Anyone who might come across the latest Top Forty list might think that they are reading a page from the script of Vincent Price’s latest horror movie (“Monster Mash”), or a lesson on voice control (“Sh-Boom”). Never has any form of music utilized the quantity of insensate lyrics and titles as those found today. You may raise a few laughs by reciting from a copy of the latest hit-tune magazine on sale at the corner drug store. In it, today’s crazy lyrics are carefully spelled out onomatopoeically for the young, aspiring vocalist.
I term Rock and Roll music as inferior; allow me to elucidate: any song that falls under my category of Rock and Roll music is analogous to any of its contemporaries. The chord progressions are all basically the same in each song, and so are the melodies. The very basic form that the song is built upon is banal; no exalted or complex musical forms will appear in this music. This is the reason why any young kid can pick up a guitar and start playing his favorite Rock and Roll tunes.
The majority of Rock and Roll performers would be useless in serious music. Some have no musical talent, and, in the case of the vocalists, they have not developed a good voice. In other words, they can’t sing! Then, how do they make records?
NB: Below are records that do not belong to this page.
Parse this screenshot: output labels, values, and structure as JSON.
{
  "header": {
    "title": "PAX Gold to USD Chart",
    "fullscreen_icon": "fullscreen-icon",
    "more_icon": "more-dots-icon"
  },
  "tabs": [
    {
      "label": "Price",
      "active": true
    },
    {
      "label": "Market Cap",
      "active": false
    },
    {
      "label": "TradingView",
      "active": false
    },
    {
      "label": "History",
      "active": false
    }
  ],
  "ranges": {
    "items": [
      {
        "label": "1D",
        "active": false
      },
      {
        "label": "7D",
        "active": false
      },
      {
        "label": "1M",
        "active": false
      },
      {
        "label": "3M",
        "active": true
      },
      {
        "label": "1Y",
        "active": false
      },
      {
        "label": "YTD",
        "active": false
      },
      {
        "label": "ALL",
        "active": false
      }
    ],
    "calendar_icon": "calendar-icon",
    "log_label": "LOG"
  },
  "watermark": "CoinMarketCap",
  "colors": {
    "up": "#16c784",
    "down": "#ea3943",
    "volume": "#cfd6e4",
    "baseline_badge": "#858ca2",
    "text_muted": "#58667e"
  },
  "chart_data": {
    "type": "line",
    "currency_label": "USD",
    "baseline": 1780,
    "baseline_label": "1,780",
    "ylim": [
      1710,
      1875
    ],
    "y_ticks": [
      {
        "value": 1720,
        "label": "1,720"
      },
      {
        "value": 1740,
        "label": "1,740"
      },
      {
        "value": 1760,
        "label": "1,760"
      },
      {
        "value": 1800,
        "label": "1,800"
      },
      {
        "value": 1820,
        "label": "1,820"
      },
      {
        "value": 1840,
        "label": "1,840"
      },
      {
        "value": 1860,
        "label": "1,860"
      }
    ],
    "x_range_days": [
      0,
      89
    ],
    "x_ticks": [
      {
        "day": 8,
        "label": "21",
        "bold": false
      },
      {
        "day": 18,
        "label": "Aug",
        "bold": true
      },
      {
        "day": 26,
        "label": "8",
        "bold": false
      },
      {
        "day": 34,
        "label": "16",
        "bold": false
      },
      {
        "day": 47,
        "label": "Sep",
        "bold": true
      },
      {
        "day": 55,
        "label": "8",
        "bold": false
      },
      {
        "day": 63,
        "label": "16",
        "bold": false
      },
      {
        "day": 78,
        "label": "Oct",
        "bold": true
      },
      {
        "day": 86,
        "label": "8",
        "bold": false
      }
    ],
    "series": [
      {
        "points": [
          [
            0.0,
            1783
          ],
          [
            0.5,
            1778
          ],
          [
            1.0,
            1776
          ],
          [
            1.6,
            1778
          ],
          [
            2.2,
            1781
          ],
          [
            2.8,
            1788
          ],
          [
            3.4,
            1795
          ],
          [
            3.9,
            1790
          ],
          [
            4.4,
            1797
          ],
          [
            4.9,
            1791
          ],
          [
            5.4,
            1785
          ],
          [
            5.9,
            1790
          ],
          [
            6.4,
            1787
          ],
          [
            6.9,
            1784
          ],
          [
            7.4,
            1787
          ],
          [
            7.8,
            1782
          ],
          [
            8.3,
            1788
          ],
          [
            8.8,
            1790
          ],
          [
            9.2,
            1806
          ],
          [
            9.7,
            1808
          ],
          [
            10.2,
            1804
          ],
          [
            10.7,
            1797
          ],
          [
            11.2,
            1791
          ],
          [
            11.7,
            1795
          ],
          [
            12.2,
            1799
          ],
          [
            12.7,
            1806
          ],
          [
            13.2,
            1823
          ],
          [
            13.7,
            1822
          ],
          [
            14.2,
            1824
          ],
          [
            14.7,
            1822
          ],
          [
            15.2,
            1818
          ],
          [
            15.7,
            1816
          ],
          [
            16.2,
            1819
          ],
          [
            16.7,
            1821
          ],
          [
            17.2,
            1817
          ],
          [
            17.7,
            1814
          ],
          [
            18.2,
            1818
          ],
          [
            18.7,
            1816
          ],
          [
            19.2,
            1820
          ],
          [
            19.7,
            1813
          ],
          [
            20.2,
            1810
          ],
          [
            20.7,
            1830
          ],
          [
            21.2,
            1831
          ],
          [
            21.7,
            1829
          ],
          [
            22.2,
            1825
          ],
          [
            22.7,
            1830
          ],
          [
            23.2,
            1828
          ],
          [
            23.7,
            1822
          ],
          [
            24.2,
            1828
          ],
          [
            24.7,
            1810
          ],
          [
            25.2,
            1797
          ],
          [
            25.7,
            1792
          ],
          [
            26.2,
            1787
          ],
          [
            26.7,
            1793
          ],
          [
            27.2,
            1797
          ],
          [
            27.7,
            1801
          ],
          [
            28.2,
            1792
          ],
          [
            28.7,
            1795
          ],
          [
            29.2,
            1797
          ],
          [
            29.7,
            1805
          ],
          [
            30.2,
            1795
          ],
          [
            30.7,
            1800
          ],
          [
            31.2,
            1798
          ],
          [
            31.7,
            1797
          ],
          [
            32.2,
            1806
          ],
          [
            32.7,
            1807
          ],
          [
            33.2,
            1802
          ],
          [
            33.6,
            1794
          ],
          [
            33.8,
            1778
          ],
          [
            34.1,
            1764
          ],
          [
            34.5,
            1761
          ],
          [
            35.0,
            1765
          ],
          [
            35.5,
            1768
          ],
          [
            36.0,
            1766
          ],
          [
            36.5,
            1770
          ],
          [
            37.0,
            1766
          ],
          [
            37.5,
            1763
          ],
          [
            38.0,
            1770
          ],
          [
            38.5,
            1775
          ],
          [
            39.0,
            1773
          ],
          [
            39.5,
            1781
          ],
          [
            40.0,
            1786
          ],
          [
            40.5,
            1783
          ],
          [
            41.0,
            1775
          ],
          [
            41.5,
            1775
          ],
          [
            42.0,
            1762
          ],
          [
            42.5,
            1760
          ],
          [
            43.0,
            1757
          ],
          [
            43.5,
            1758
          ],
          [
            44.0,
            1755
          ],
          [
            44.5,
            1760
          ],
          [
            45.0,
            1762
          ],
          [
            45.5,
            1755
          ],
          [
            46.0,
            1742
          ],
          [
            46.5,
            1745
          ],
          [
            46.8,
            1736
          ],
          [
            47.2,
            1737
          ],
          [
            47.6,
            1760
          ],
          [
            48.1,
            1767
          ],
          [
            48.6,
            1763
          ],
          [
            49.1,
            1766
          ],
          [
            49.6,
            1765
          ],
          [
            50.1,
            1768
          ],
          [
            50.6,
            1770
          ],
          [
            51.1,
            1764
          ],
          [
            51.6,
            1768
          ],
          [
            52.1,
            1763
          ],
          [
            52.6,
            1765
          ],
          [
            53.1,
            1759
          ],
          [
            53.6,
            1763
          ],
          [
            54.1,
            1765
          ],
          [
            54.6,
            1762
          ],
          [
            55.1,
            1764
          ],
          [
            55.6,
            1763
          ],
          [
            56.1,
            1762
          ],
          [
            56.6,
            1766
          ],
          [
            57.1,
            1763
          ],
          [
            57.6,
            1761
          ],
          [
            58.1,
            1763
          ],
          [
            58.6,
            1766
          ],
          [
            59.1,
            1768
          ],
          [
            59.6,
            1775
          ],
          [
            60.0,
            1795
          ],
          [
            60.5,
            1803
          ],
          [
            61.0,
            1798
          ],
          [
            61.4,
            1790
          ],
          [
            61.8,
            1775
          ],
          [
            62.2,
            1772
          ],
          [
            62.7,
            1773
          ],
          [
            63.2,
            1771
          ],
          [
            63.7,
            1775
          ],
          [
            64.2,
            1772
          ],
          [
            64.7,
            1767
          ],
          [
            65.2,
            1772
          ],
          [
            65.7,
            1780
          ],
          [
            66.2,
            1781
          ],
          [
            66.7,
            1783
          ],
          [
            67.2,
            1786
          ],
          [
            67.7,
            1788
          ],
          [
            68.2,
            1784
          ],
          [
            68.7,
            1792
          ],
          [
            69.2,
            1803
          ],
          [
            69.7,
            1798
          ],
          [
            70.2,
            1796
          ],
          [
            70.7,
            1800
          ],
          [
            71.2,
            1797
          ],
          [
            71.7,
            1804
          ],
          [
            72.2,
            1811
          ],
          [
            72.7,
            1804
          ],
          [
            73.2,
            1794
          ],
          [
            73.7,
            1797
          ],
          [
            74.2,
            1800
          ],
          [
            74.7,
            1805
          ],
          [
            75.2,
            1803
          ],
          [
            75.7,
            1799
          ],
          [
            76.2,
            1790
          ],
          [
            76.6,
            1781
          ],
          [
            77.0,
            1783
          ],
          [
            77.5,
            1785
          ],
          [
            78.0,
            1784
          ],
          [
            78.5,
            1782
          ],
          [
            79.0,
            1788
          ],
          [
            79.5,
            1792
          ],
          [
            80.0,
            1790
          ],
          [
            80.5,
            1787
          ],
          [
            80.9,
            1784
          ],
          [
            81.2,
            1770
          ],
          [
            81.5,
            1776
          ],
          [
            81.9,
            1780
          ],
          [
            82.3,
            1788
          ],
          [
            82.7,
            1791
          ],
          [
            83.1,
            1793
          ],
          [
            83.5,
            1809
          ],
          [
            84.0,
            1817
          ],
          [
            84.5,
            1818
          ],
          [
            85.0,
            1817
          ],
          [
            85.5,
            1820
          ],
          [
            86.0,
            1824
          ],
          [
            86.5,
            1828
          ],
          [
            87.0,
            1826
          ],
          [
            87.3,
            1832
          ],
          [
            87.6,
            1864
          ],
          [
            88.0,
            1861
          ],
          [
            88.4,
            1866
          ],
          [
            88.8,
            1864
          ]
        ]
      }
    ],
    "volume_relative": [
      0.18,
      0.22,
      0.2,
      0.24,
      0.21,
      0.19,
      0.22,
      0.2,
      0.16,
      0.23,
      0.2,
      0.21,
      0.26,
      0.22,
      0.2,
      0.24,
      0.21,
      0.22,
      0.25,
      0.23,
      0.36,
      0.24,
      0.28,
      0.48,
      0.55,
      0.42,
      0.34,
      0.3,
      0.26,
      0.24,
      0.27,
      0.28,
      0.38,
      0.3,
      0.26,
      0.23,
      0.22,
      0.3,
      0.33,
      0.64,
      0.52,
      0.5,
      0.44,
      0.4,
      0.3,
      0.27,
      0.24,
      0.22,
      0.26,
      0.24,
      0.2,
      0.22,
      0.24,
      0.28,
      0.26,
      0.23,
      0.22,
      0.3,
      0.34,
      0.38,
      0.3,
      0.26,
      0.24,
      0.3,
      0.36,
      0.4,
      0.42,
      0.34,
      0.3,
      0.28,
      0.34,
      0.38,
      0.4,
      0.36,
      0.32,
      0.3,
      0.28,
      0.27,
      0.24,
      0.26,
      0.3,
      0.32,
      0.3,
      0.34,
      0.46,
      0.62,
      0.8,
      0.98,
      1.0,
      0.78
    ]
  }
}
The answer is: the wonder of electronics. It takes but a few electronical appurtenances to refine the human voice to the level that is required for Rock and Roll purposes. It takes nothing more than a well-equipped recording studio to multiply and echo the shaky voice of the young recording star.
Why is Rock and Roll such a best-selling product? This question is an easy one to answer, but I do not intend to go into it deeply. First of all, the youngster, in order to maintain his status with the crowd, must dig it. If he doesn’t, he will be termed a square by his playmates and immediately ostracized from his clique. Secondly, the young ear is easily deceived; after continuous exposure to Rock and Roll, the youngster feels that this is the only true ramification of the music world and will convince himself that all other forms of music are unlistenable. Another reason is the fact that Rock and Roll is easily imitated by the young set; therefore, they feel that they have accomplished something when they are able to play or sing a popular song ‘just like the record.’ Thus, their confidence is boosted, and they feel as though they are at the door of professionalism.
Who is responsible for this anathema? I believe that most of the blame can be attributed to a select few disk jockeys who have pushed Rock and Roll onto its present pedestal.
If this noxious prostitution of music continues, the cultural endeavors of the youngster will dimmish into limbo. Can’t you see your son or daughter sixty years from now listening to Elvis Presley’s immortal favorites as they sit complacently in their rocking chairs? Or maybe Chubby Checkers’ nomination into the hall of fame?[*]
If anyone feels that they wish to preserve the cultural values of music, or simply wish to put the big band or the good vocalist back into the picture, they are going to have to go to work on this now. Public schools will have to institute a well-rounded program of music appreciation, to reinterest the student in better music. More fine music should be brought into the home with records or the radio, but not forced upon the youngster. If a general interest could be created, the music world could be saved; but it will take a lot of surreptitious work on the part of the quasi-indifferent adult.
Do your part. HELP STAMP OUT ROCK AND ROLL!
[*] Chubby Checkers’ “The Twist” was inducted into the Rock and Roll Hall of Fame in 2018, four years short of 60 years.